Building supertree...
Supertree topology saved to: temp_supertree_topology.nwk
Assigning branch lengths...
Supertree with branch lengths saved to: supertree_sharks.txt


### Additional checking and debugging

In [32]:
import random

def debug_compare_split_lengths(supertree, source_trees):
    """
    Randomly selects a non-root internal edge from the supertree,
    finds all matching edges in source trees,
    and compares their branch lengths.
    """
    # Make sure splits are encoded
    supertree.encode_bipartitions()
    for tree in source_trees:
        tree.encode_bipartitions()

    # Collect candidate edges (exclude root and leaves)
    internal_edges = [
        edge for edge in supertree.postorder_edge_iter()
        if edge.head_node and not edge.head_node.is_leaf()
    ]

    if not internal_edges:
        print("No internal edges found.")
        return

    # Pick a random internal edge
    selected_edge = random.choice(internal_edges)
    selected_split = selected_edge.split_bitmask

    # Identify taxa under this edge
    taxa_under_split = selected_edge.head_node.leaf_nodes()
    taxon_labels = sorted([leaf.taxon.label for leaf in taxa_under_split])

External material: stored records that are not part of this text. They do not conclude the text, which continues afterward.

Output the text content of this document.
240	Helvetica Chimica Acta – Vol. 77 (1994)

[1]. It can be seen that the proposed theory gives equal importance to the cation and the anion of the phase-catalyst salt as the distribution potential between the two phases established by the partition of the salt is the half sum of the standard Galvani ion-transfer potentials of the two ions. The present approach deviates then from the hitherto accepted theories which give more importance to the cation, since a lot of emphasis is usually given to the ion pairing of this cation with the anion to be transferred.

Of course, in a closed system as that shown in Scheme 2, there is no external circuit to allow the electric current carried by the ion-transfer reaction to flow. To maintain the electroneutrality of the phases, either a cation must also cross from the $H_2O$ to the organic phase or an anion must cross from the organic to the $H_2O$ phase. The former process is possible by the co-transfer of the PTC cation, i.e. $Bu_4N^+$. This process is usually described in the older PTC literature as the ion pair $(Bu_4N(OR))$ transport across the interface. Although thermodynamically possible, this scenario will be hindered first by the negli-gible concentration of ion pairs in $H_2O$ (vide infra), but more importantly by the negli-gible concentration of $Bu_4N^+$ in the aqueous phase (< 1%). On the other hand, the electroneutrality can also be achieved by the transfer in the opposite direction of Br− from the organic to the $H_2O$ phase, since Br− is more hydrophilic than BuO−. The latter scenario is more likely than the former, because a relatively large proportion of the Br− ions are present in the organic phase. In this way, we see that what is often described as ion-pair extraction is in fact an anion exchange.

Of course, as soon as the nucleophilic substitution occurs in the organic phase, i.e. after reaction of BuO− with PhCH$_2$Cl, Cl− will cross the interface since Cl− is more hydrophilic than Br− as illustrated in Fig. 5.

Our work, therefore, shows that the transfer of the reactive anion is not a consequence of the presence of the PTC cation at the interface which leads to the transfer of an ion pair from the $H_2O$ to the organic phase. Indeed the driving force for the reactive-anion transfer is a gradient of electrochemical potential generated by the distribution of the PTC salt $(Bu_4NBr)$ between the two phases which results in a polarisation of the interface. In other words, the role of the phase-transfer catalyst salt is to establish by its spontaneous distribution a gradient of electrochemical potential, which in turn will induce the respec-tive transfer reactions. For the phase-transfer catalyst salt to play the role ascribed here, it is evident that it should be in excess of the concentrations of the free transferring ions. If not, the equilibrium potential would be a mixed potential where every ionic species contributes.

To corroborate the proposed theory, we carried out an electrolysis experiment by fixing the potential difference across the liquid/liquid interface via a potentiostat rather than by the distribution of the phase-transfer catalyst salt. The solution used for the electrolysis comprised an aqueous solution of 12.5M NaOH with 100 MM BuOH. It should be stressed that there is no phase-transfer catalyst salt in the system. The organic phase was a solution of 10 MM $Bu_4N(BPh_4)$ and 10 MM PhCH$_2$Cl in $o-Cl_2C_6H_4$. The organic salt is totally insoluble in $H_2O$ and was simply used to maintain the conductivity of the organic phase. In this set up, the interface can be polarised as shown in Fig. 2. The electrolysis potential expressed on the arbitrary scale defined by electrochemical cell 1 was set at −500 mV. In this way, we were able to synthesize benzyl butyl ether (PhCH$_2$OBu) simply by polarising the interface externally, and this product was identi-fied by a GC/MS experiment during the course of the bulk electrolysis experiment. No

    print(f"\n🔍 Debugging a split for taxa: {taxon_labels}")

    if selected_edge.length is not None:
        print(f"Supertree assigned branch length: {selected_edge.length:.4f}")
    else:
        print("⚠️ Supertree edge has no branch length assigned.")

    # Search for matching splits in source trees
    matching_lengths = []
    for idx, tree in enumerate(source_trees):
        for edge in tree.postorder_edge_iter():
            if edge.head_node and edge.split_bitmask == selected_split and edge.length is not None:
                matching_lengths.append(edge.length)

    if matching_lengths:
        avg_length = sum(matching_lengths) / len(matching_lengths)
        print(f"✅ Found {len(matching_lengths)} matching splits in source trees.")
        print(f"Average branch length from source trees: {avg_length:.4f}")
        print(f"Individual lengths: {[round(l, 4) for l in matching_lengths]}")
    else:
        print("⚠️ No matching splits found in source trees.")

In [36]:
debug_compare_split_lengths(supertree_with_lengths, source_trees_dendro)


🔍 Debugging a split for taxa: ['Arhynchobatis_asperrimus', 'Insentiraja_laxipella']
Supertree assigned branch length: 20.8122
✅ Found 10 matching splits in source trees.
Average branch length from source trees: 20.8122
Individual lengths: [35.3965, 10.2715, 25.9714, 3.4099, 32.4682, 21.4506, 42.6491, 15.1806, 19.2976, 2.0272]